None of these extraordinary efforts have worked. Palestinian still leaders won’t recognize Israel as a Jewish state and demand a “right of return” for descendants of Arabs who left in the 1940s — a right not enjoyed by descendants of other peoples displaced then.

 

 

Meanwhile, the old argument that resolving Israel-Palestinian differences is the key to solving all other Middle East problems looks increasingly risible, given the Iranian nuclear threat, the Syrian civil war, Saudi discontent, etc.

 

 

But isn’t Israel, if not divided into two states, in danger of being demographically overwhelmed by Palestinians? President Obama has been only the latest to make this claim.

 

 

Caroline Glick’s answer is no. She points out that these dire demographic projections are based on a 1997 census conducted by the Palestinian Central Bureau of Statistics. That census reported that there were 2.86 million Arabs in the West Bank and Gaza and another 1 million Arabs in Israel, compared to 4.7 million Israeli Jews.

 

 

The PCBS’s projections for 2015 — just one year from now! — were that the West Bank and Gaza Arab population would rise to 5.81 million and the Israeli Arab population to 1.6 million. Together they would outnumber a predicted 5.9 million Israeli Jews.

 

 

Glick points out that these numbers were, from the start, inconsistent with data collected by Israeli researchers from 1967 to 1996 and that the Palestinians double-counted some 210,000 Arab residents of Jerusalem.

 

 

Moreover, a 2005 report by an American-Israeli statistical team revealed an overcount of more than 1 million by the Palestinians and showed that the projected Arab population increase was based on high birth rates and immigration figures that did not occur.

 

 

Rather, as American Enterprise Institute demographer Nick Eberstadt has pointed out, birth rates among Muslims, including Palestinians, have fallen very sharply since the 1990s. Meanwhile, Jewish immigration has continued and Jewish birth rates have risen in Israel. And some Christians and Arabs have embraced Israeli citizenship and even military service.

 

So the two-state solution is based on demographic projections that have turned out to be inaccurate. And the economic situation there has changed sharply.

 

 

For many years, Israel’s economy was held down by socialist policies imposed by idealistic founders.
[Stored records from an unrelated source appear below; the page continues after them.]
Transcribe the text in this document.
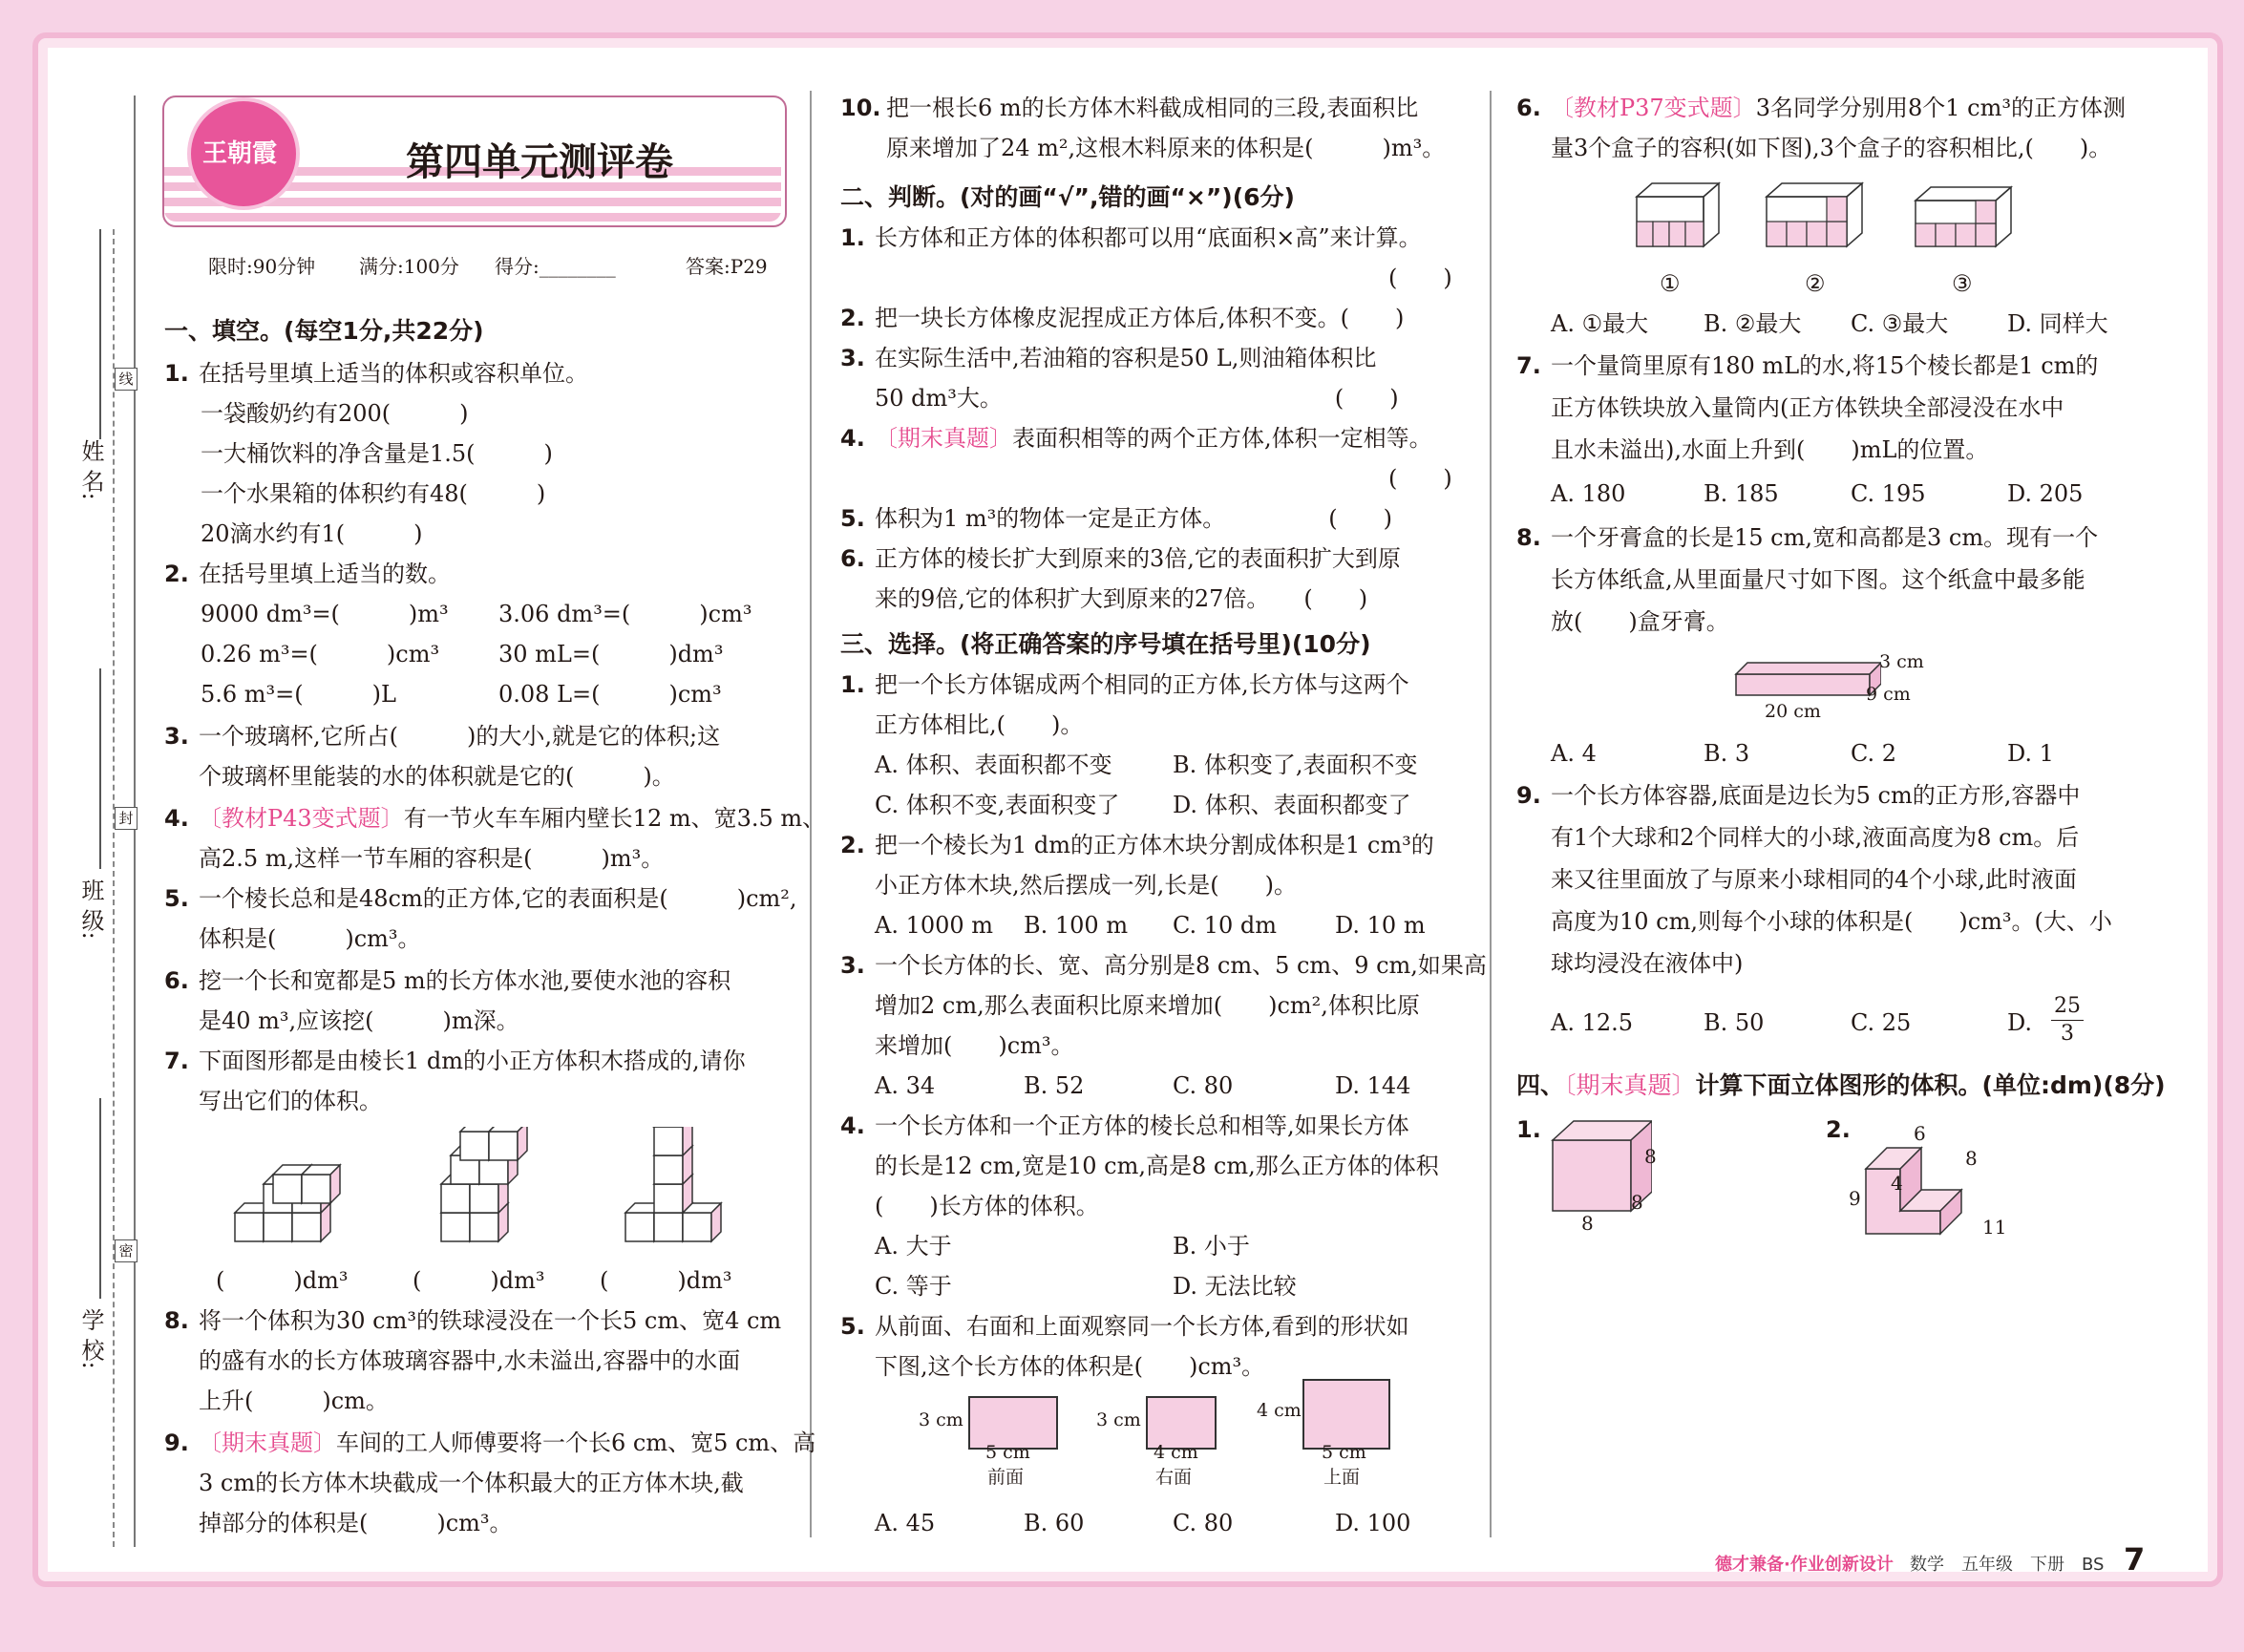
线
封
密
姓 名:
班 级:
学 校:
王朝霞	第四单元测评卷
限时:90分钟 满分:100分 得分:________	答案:P29
一、填空。(每空1分,共22分)
1. 在括号里填上适当的体积或容积单位。
一袋酸奶约有200(　　　)
一大桶饮料的净含量是1.5(　　　)
一个水果箱的体积约有48(　　　)
20滴水约有1(　　　)
2. 在括号里填上适当的数。
9000 dm³=(　　　)m³ 3.06 dm³=(　　　)cm³
0.26 m³=(　　　)cm³	30 mL=(　　　)dm³
5.6 m³=(　　　)L	0.08 L=(　　　)cm³
3. 一个玻璃杯,它所占(　　　)的大小,就是它的体积;这
个玻璃杯里能装的水的体积就是它的(　　　)。
4. 〔教材P43变式题〕有一节火车车厢内壁长12 m、宽3.5 m、
高2.5 m,这样一节车厢的容积是(　　　)m³。
5. 一个棱长总和是48cm的正方体,它的表面积是(　　　)cm²,
体积是(　　　)cm³。
6. 挖一个长和宽都是5 m的长方体水池,要使水池的容积
是40 m³,应该挖(　　　)m深。
7. 下面图形都是由棱长1 dm的小正方体积木搭成的,请你
写出它们的体积。
(　　　)dm³	(　　　)dm³ (　　　)dm³
8. 将一个体积为30 cm³的铁球浸没在一个长5 cm、宽4 cm
的盛有水的长方体玻璃容器中,水未溢出,容器中的水面
上升(　　　)cm。
9. 〔期末真题〕车间的工人师傅要将一个长6 cm、宽5 cm、高
3 cm的长方体木块截成一个体积最大的正方体木块,截
掉部分的体积是(　　　)cm³。
10. 把一根长6 m的长方体木料截成相同的三段,表面积比
原来增加了24 m²,这根木料原来的体积是(　　　)m³。
二、判断。(对的画“√”,错的画“×”)(6分)
1. 长方体和正方体的体积都可以用“底面积×高”来计算。
(　　)
2. 把一块长方体橡皮泥捏成正方体后,体积不变。(　　)
3. 在实际生活中,若油箱的容积是50 L,则油箱体积比
50 dm³大。　　　　　　　　　　　　　　　(　　)
4. 〔期末真题〕表面积相等的两个正方体,体积一定相等。
(　　)
5. 体积为1 m³的物体一定是正方体。　　　　　(　　)
6. 正方体的棱长扩大到原来的3倍,它的表面积扩大到原
来的9倍,它的体积扩大到原来的27倍。　　(　　)
三、选择。(将正确答案的序号填在括号里)(10分)
1. 把一个长方体锯成两个相同的正方体,长方体与这两个
正方体相比,(　　)。
A. 体积、表面积都不变	B. 体积变了,表面积不变
C. 体积不变,表面积变了 D. 体积、表面积都变了
2. 把一个棱长为1 dm的正方体木块分割成体积是1 cm³的
小正方体木块,然后摆成一列,长是(　　)。
A. 1000 m B. 100 m C. 10 dm	D. 10 m
3. 一个长方体的长、宽、高分别是8 cm、5 cm、9 cm,如果高
增加2 cm,那么表面积比原来增加(　　)cm²,体积比原
来增加(　　)cm³。
A. 34	B. 52	C. 80	D. 144
4. 一个长方体和一个正方体的棱长总和相等,如果长方体
的长是12 cm,宽是10 cm,高是8 cm,那么正方体的体积
(　　)长方体的体积。
A. 大于	B. 小于
C. 等于	D. 无法比较
5. 从前面、右面和上面观察同一个长方体,看到的形状如
下图,这个长方体的体积是(　　)cm³。
3 cm
5 cm
前面
3 cm
4 cm
右面
4 cm
5 cm
上面
A. 45	B. 60	C. 80	D. 100
6. 〔教材P37变式题〕3名同学分别用8个1 cm³的正方体测
量3个盒子的容积(如下图),3个盒子的容积相比,(　　)。
①	②	③
A. ①最大 B. ②最大 C. ③最大	D. 同样大
7. 一个量筒里原有180 mL的水,将15个棱长都是1 cm的
正方体铁块放入量筒内(正方体铁块全部浸没在水中
且水未溢出),水面上升到(　　)mL的位置。
A. 180	B. 185	C. 195	D. 205
8. 一个牙膏盒的长是15 cm,宽和高都是3 cm。现有一个
长方体纸盒,从里面量尺寸如下图。这个纸盒中最多能
放(　　)盒牙膏。
3 cm
9 cm
20 cm
A. 4	B. 3	C. 2	D. 1
9. 一个长方体容器,底面是边长为5 cm的正方形,容器中
有1个大球和2个同样大的小球,液面高度为8 cm。后
来又往里面放了与原来小球相同的4个小球,此时液面
高度为10 cm,则每个小球的体积是(　　)cm³。(大、小
球均浸没在液体中)
A. 12.5	B. 50	C. 25	D. $\frac{25}{3}$
四、〔期末真题〕计算下面立体图形的体积。(单位:dm)(8分)
1.
8
8
8
2.	6
8
4
9
11
德才兼备·作业创新设计 数学　五年级　下册　BS 7
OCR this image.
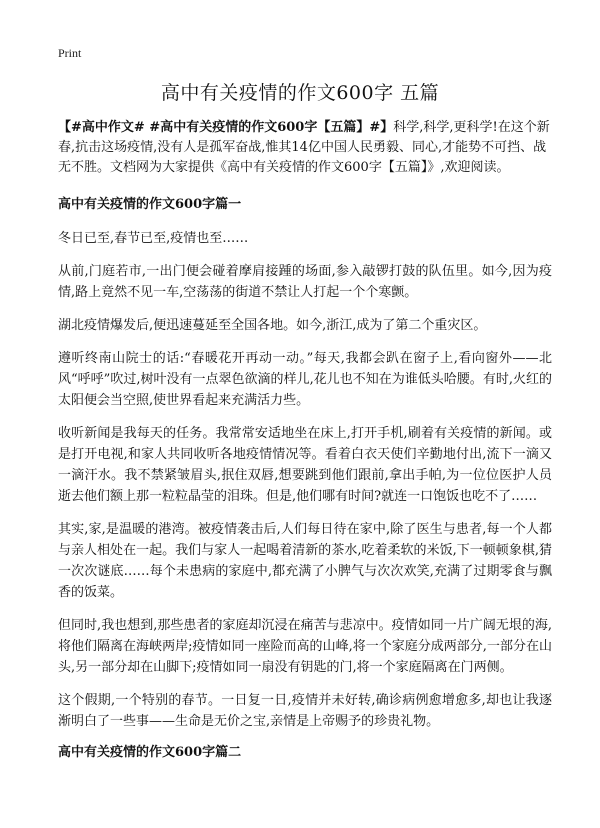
Print
高中有关疫情的作文600字 五篇

【#高中作文# #高中有关疫情的作文600字【五篇】#】科学,科学,更科学!在这个新春,抗击这场疫情,没有人是孤军奋战,惟其14亿中国人民勇毅、同心,才能势不可挡、战无不胜。文档网为大家提供《高中有关疫情的作文600字【五篇】》,欢迎阅读。

高中有关疫情的作文600字篇一

冬日已至,春节已至,疫情也至……

从前,门庭若市,一出门便会碰着摩肩接踵的场面,参入敲锣打鼓的队伍里。如今,因为疫情,路上竟然不见一车,空荡荡的街道不禁让人打起一个个寒颤。

湖北疫情爆发后,便迅速蔓延至全国各地。如今,浙江,成为了第二个重灾区。

遵听终南山院士的话:“春暖花开再动一动。”每天,我都会趴在窗子上,看向窗外——北风“呼呼”吹过,树叶没有一点翠色欲滴的样儿,花儿也不知在为谁低头哈腰。有时,火红的太阳便会当空照,使世界看起来充满活力些。

收听新闻是我每天的任务。我常常安适地坐在床上,打开手机,刷着有关疫情的新闻。或是打开电视,和家人共同收听各地疫情情况等。看着白衣天使们辛勤地付出,流下一滴又一滴汗水。我不禁紧皱眉头,抿住双唇,想要跳到他们跟前,拿出手帕,为一位位医护人员逝去他们额上那一粒粒晶莹的泪珠。但是,他们哪有时间?就连一口饱饭也吃不了……

其实,家,是温暖的港湾。被疫情袭击后,人们每日待在家中,除了医生与患者,每一个人都与亲人相处在一起。我们与家人一起喝着清新的茶水,吃着柔软的米饭,下一顿顿象棋,猜一次次谜底……每个未患病的家庭中,都充满了小脾气与次次欢笑,充满了过期零食与飘香的饭菜。

但同时,我也想到,那些患者的家庭却沉浸在痛苦与悲凉中。疫情如同一片广阔无垠的海,将他们隔离在海峡两岸;疫情如同一座险而高的山峰,将一个家庭分成两部分,一部分在山头,另一部分却在山脚下;疫情如同一扇没有钥匙的门,将一个家庭隔离在门两侧。

这个假期,一个特别的春节。一日复一日,疫情并未好转,确诊病例愈增愈多,却也让我逐渐明白了一些事——生命是无价之宝,亲情是上帝赐予的珍贵礼物。

高中有关疫情的作文600字篇二
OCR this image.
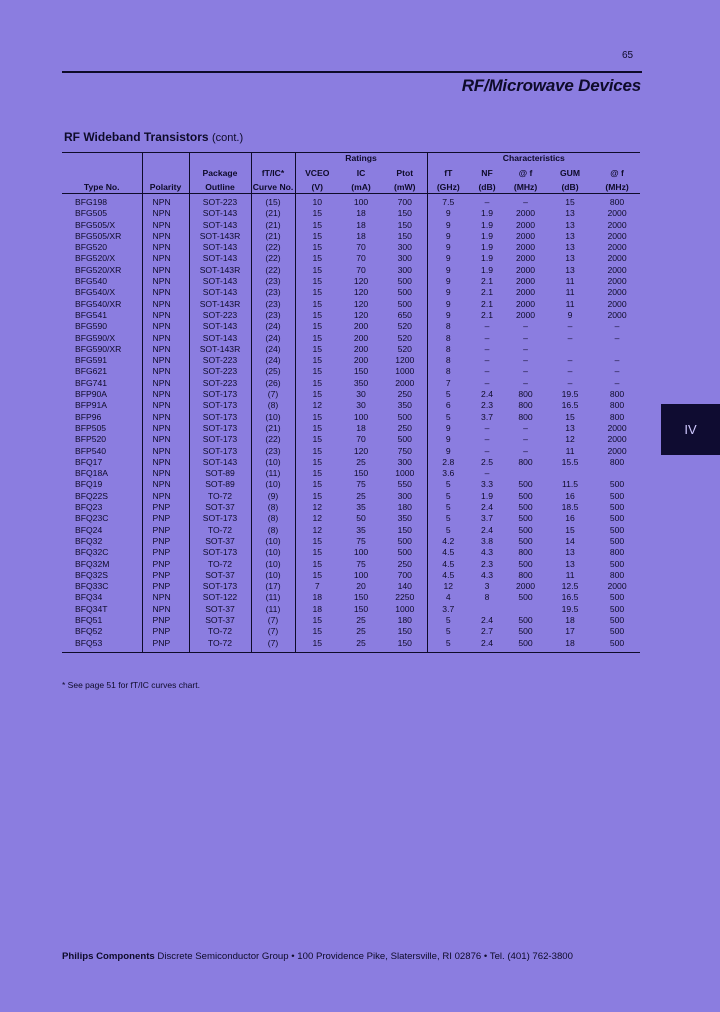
65
RF/Microwave Devices
RF Wideband Transistors (cont.)
			fT/IC*	Ratings			Characteristics				
		Package		VCEO	IC	Ptot	fT	NF	@ f	GUM	@ f
Type No.	Polarity	Outline	Curve No.	(V)	(mA)	(mW)	(GHz)	(dB)	(MHz)	(dB)	(MHz)
BFG198	NPN	SOT-223	(15)	10	100	700	7.5	–	–	15	800
BFG505	NPN	SOT-143	(21)	15	18	150	9	1.9	2000	13	2000
BFG505/X	NPN	SOT-143	(21)	15	18	150	9	1.9	2000	13	2000
BFG505/XR	NPN	SOT-143R	(21)	15	18	150	9	1.9	2000	13	2000
BFG520	NPN	SOT-143	(22)	15	70	300	9	1.9	2000	13	2000
BFG520/X	NPN	SOT-143	(22)	15	70	300	9	1.9	2000	13	2000
BFG520/XR	NPN	SOT-143R	(22)	15	70	300	9	1.9	2000	13	2000
BFG540	NPN	SOT-143	(23)	15	120	500	9	2.1	2000	11	2000
BFG540/X	NPN	SOT-143	(23)	15	120	500	9	2.1	2000	11	2000
BFG540/XR	NPN	SOT-143R	(23)	15	120	500	9	2.1	2000	11	2000
BFG541	NPN	SOT-223	(23)	15	120	650	9	2.1	2000	9	2000
BFG590	NPN	SOT-143	(24)	15	200	520	8	–	–	–	–
BFG590/X	NPN	SOT-143	(24)	15	200	520	8	–	–	–	–
BFG590/XR	NPN	SOT-143R	(24)	15	200	520	8	–	–		
BFG591	NPN	SOT-223	(24)	15	200	1200	8	–	–	–	–
BFG621	NPN	SOT-223	(25)	15	150	1000	8	–	–	–	–
BFG741	NPN	SOT-223	(26)	15	350	2000	7	–	–	–	–
BFP90A	NPN	SOT-173	(7)	15	30	250	5	2.4	800	19.5	800
BFP91A	NPN	SOT-173	(8)	12	30	350	6	2.3	800	16.5	800
BFP96	NPN	SOT-173	(10)	15	100	500	5	3.7	800	15	800
BFP505	NPN	SOT-173	(21)	15	18	250	9	–	–	13	2000
BFP520	NPN	SOT-173	(22)	15	70	500	9	–	–	12	2000
BFP540	NPN	SOT-173	(23)	15	120	750	9	–	–	11	2000
BFQ17	NPN	SOT-143	(10)	15	25	300	2.8	2.5	800	15.5	800
BFQ18A	NPN	SOT-89	(11)	15	150	1000	3.6	–			
BFQ19	NPN	SOT-89	(10)	15	75	550	5	3.3	500	11.5	500
BFQ22S	NPN	TO-72	(9)	15	25	300	5	1.9	500	16	500
BFQ23	PNP	SOT-37	(8)	12	35	180	5	2.4	500	18.5	500
BFQ23C	PNP	SOT-173	(8)	12	50	350	5	3.7	500	16	500
BFQ24	PNP	TO-72	(8)	12	35	150	5	2.4	500	15	500
BFQ32	PNP	SOT-37	(10)	15	75	500	4.2	3.8	500	14	500
BFQ32C	PNP	SOT-173	(10)	15	100	500	4.5	4.3	800	13	800
BFQ32M	PNP	TO-72	(10)	15	75	250	4.5	2.3	500	13	500
BFQ32S	PNP	SOT-37	(10)	15	100	700	4.5	4.3	800	11	800
BFQ33C	PNP	SOT-173	(17)	7	20	140	12	3	2000	12.5	2000
BFQ34	NPN	SOT-122	(11)	18	150	2250	4	8	500	16.5	500
BFQ34T	NPN	SOT-37	(11)	18	150	1000	3.7			19.5	500
BFQ51	PNP	SOT-37	(7)	15	25	180	5	2.4	500	18	500
BFQ52	PNP	TO-72	(7)	15	25	150	5	2.7	500	17	500
BFQ53	PNP	TO-72	(7)	15	25	150	5	2.4	500	18	500
* See page 51 for fT/IC curves chart.
IV
Philips Components Discrete Semiconductor Group • 100 Providence Pike, Slatersville, RI 02876 • Tel. (401) 762-3800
But in recent decades Israel has moved toward capitalism, and it now has a rapidly growing economy with one of the world’s leading high-tech sectors.

 

 

The contrast with neighboring states — and with Gaza and the Palestinian Authority — couldn’t be greater. Israel has pretty much stamped out violent terrorism while maintaining freedoms and civil liberties. Its economy soars in contrast to the “bigoted, authoritarian kleptocracy” of the Palestinian Authority.

 

 

Glick’s book won’t be popular in diplomatic circles. But it’s a closer fit with reality than the long-dreamed-of, never-achieved two-state solution.